I am working on boolean rules related to terminal node assignment for CART-like trees related to my work (http://web.ccs.miami.edu/~hishwaran/ishwaran.html)
I have noticed problematic behavior in evaluating inequalities of character strings using eval and parse of text. The issue has to do with how R evaluates the internal representation of a number.
Here's an example involving the number pi. I want to check if a vector (which I call x) is less than or equal to pi.
> pi
> [1] 3.141593
> rule = paste0("x <= ", pi)
> rule
> [1] "x <= 3.14159265358979"
This rule checks whether the object x is less than pi where pi is represented to 14 digits. Now I will assign x to the values 1,2,3 and pi
> x = c(1,2,3,pi)
Here's what x is up to 15 digits
> print(x, digits=15)
> [1] 1.00000000000000 2.00000000000000 3.00000000000000 3.14159265358979
Now let's evaluate this
> eval(parse(text = rule))
> [1] TRUE TRUE TRUE FALSE
Whooaaaaa, it looks like pi is not less than or equal to pi. Right?

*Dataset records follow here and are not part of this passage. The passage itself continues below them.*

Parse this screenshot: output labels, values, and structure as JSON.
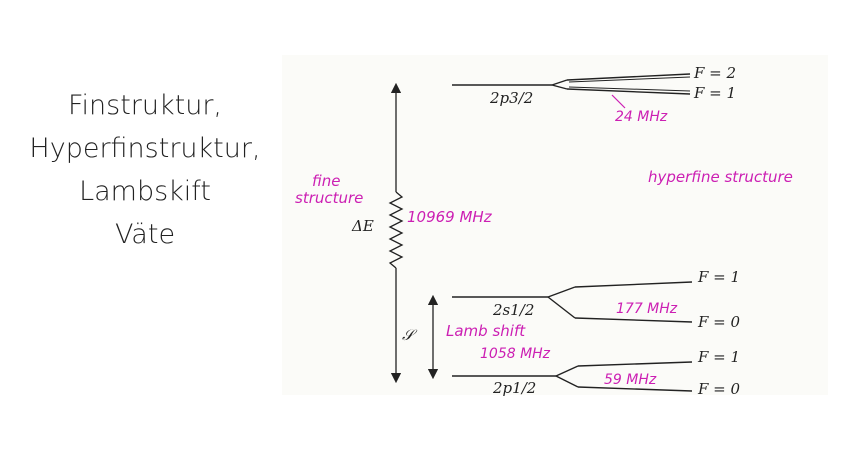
{
  "slide": {
    "title_lines": [
      "Finstruktur,",
      "Hyperfinstruktur,",
      "Lambskift",
      "Väte"
    ]
  },
  "diagram": {
    "levels": {
      "p32": "2p3/2",
      "s12": "2s1/2",
      "p12": "2p1/2"
    },
    "f_labels": {
      "p32_upper": "F = 2",
      "p32_lower": "F = 1",
      "s12_upper": "F = 1",
      "s12_lower": "F = 0",
      "p12_upper": "F = 1",
      "p12_lower": "F = 0"
    },
    "delta_e": "ΔE",
    "lamb_symbol": "𝒮",
    "annotations": {
      "fine_line1": "fine",
      "fine_line2": "structure",
      "fine_value": "10969 MHz",
      "hfs_p32": "24 MHz",
      "hfs_title": "hyperfine structure",
      "hfs_s12": "177 MHz",
      "lamb_line1": "Lamb shift",
      "lamb_line2": "1058 MHz",
      "hfs_p12": "59 MHz"
    },
    "colors": {
      "ink": "#222222",
      "handwriting": "#cc1fb3",
      "paper": "#fbfbf8"
    }
  }
}
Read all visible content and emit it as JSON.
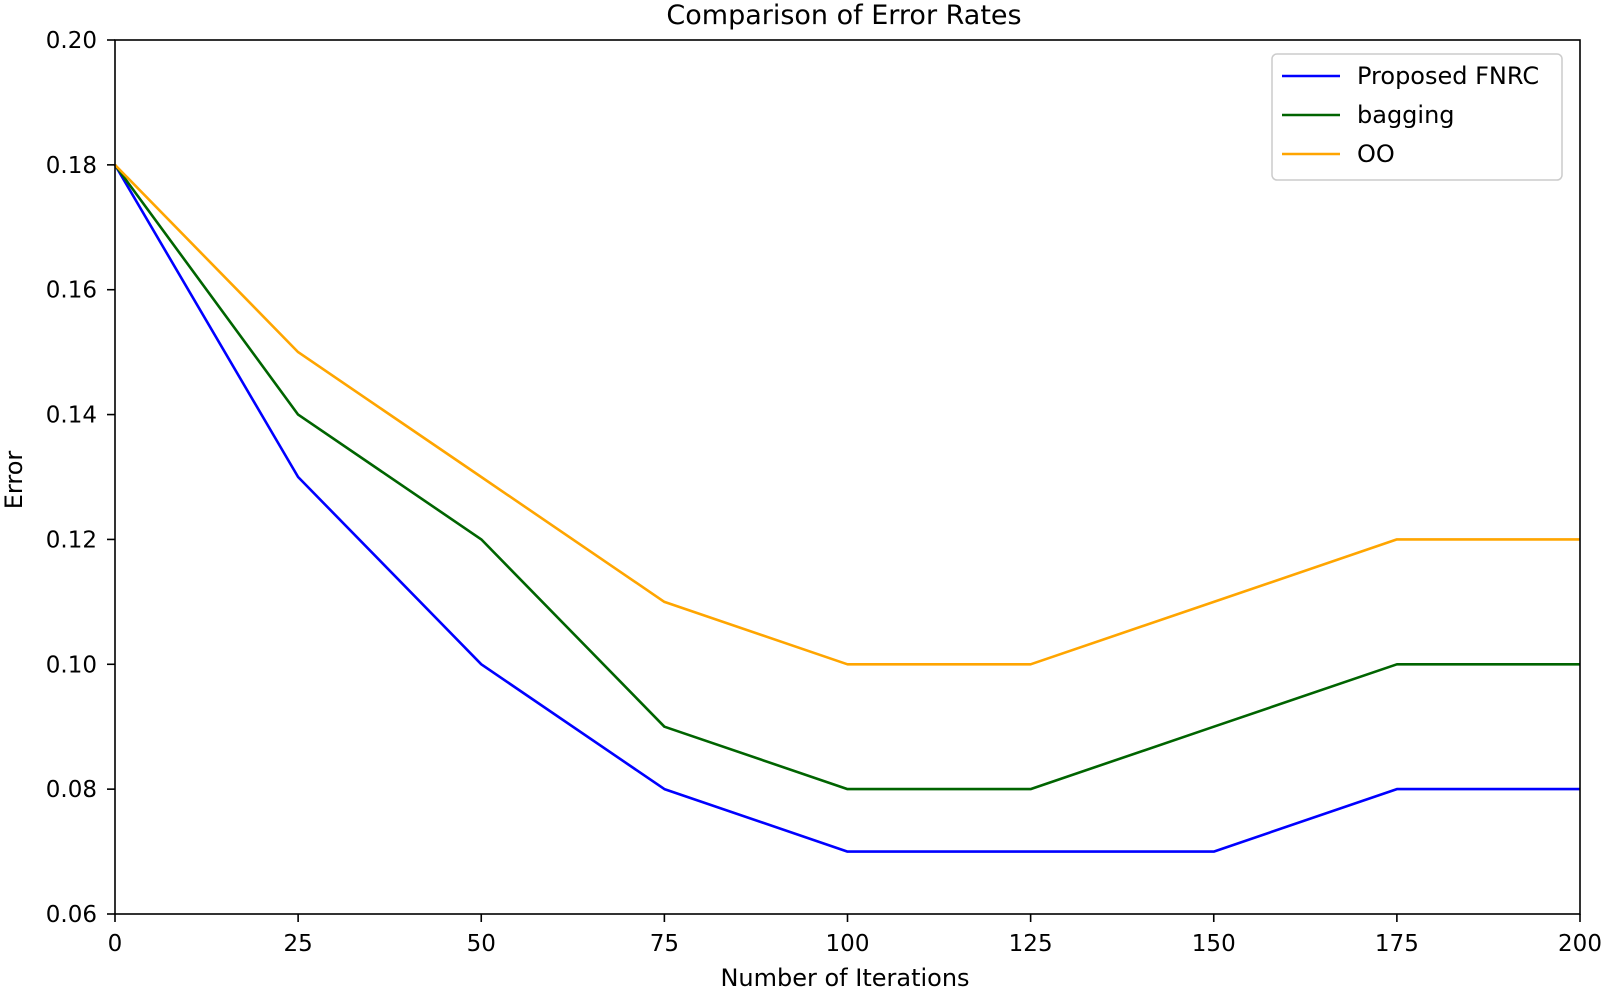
{
  "chart_data": {
    "type": "line",
    "title": "Comparison of Error Rates",
    "xlabel": "Number of Iterations",
    "ylabel": "Error",
    "x": [
      0,
      25,
      50,
      75,
      100,
      125,
      150,
      175,
      200
    ],
    "xlim": [
      0,
      200
    ],
    "ylim": [
      0.06,
      0.2
    ],
    "xticks": [
      "0",
      "25",
      "50",
      "75",
      "100",
      "125",
      "150",
      "175",
      "200"
    ],
    "yticks": [
      "0.06",
      "0.08",
      "0.10",
      "0.12",
      "0.14",
      "0.16",
      "0.18",
      "0.20"
    ],
    "grid": false,
    "legend_position": "top-right",
    "series": [
      {
        "name": "Proposed FNRC",
        "color": "#0000ff",
        "values": [
          0.18,
          0.13,
          0.1,
          0.08,
          0.07,
          0.07,
          0.07,
          0.08,
          0.08
        ]
      },
      {
        "name": "bagging",
        "color": "#006400",
        "values": [
          0.18,
          0.14,
          0.12,
          0.09,
          0.08,
          0.08,
          0.09,
          0.1,
          0.1
        ]
      },
      {
        "name": "OO",
        "color": "#ffa500",
        "values": [
          0.18,
          0.15,
          0.13,
          0.11,
          0.1,
          0.1,
          0.11,
          0.12,
          0.12
        ]
      }
    ]
  }
}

But now if I hard-code x to pi to 14 digits, it works:
> x = c(1,2,3,3.14159265358979)
> eval(parse(text = rule))
[1] TRUE TRUE TRUE TRUE
Obviously in the first case, the internal representation for pi has many digits and so when R evaluates the expression, it is greater than the float representation and it returns FALSE. In the second case it compares two floats, so the result is true.
However, how to avoid this happening? I really need the first evaluation to come back true because I am automating this process for rule based inference and I cannot hard code a value (here this being pi) each time.
One solution I use is to add a small tolerance value.
> tol = sqrt(.Machine$double.eps)
> rule = paste0("x <= ", pi + tol)
> x = c(1,2,3,pi)
> eval(parse(text = rule))
> [1] TRUE TRUE TRUE TRUE
However, this seems like an ugly solution.
Any comments and suggestions are greatly appreciated!